Vael screamed.The scream was the first sound he had made in one hundred and twenty years, and it
was not a sound—it was an eruption, a convulsion of consciousness that tore through
the Null like a blade through silk, ripping the fabric of pre-existence along a seam that
had never been torn before. The potential that had been static, frozen, eternally unborn
moved—not randomly, not chaotically, but with purpose, with direction, with the will that
Vael's presence had given it.
The thing at the center of the Null poured through him and into the crack, and the crack
widened, and the Null shuddered, and Vael was dragged with it—not gently, not slowly,
but at a speed that exceeded the speed of light, the speed of thought, the speed of
existence itself, because the thing that was pouring through the crack was not moving
through space or time but through possibility, collapsing potentials into actualities as it
went, turning could be into is with every increment of its passage.
Vael's body reassembled around him. Not the body he had lost in the Null—something
new. Something changed. His form was the same—two arms, two legs, two wings, a
face—but the substance was different. The organic alloy of his angelic flesh had been
replaced with something that shimmered, that shifted, that was not quite matter and not
quite energy but something in between, something that belonged to the Null and to the
created universe simultaneously.

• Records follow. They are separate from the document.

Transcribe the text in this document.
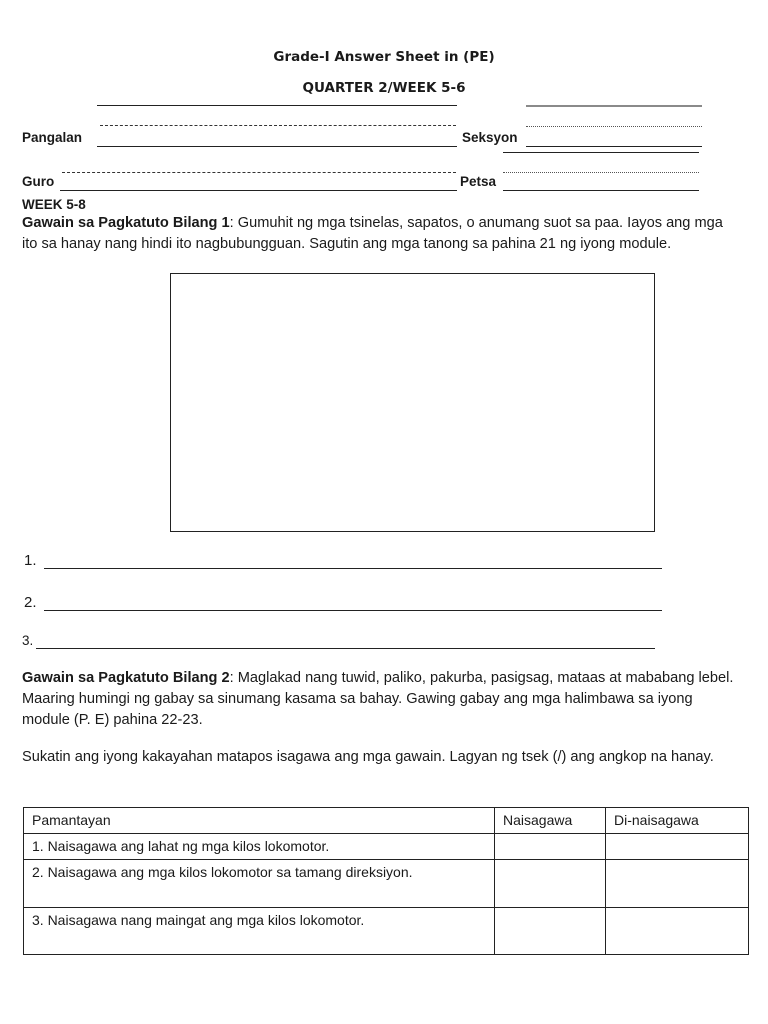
Grade-I Answer Sheet in (PE)
QUARTER 2/WEEK 5-6
Pangalan	Seksyon
Guro	Petsa
WEEK 5-8
Gawain sa Pagkatuto Bilang 1: Gumuhit ng mga tsinelas, sapatos, o anumang suot sa paa. Iayos ang mga ito sa hanay nang hindi ito nagbubungguan. Sagutin ang mga tanong sa pahina 21 ng iyong module.
1.
2.
3.
Gawain sa Pagkatuto Bilang 2: Maglakad nang tuwid, paliko, pakurba, pasigsag, mataas at mababang lebel. Maaring humingi ng gabay sa sinumang kasama sa bahay. Gawing gabay ang mga halimbawa sa iyong module (P. E) pahina 22-23.
Sukatin ang iyong kakayahan matapos isagawa ang mga gawain. Lagyan ng tsek (/) ang angkop na hanay.
Pamantayan	Naisagawa	Di-naisagawa
1. Naisagawa ang lahat ng mga kilos lokomotor.		
2. Naisagawa ang mga kilos lokomotor sa tamang direksiyon.		
3. Naisagawa nang maingat ang mga kilos lokomotor.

His wings were no longer white. They were the color of
the space between stars—not black, not purple, but absent, as though the light around
them was being diverted into a place that did not exist.
He hit the ground.
Ground. The word was a revelation. Texture, solidity, resistance—concepts that had
been stripped from him in the Null and were now returning like blood to a numb limb. He
was lying on something. Something hard. Something that had a temperature—cool,
slightly damp, smelling of soil and vegetation and something chemical that he did not
recognize.
He opened his eyes.
Sky.
Not the bruised, wounded sky of the Torn Lands. Not the artificial light of the Soulforge.
Not the gray nothing of the Null. A sky—blue and white and gold, dotted with clouds,
arcing over a landscape of green and brown that stretched to a horizon that was not a
hallucination but a real, physical, actual horizon, the line where the curvature of a planet
bent the surface out of sight.
Vael lay on the ground and stared at the sky and breathed.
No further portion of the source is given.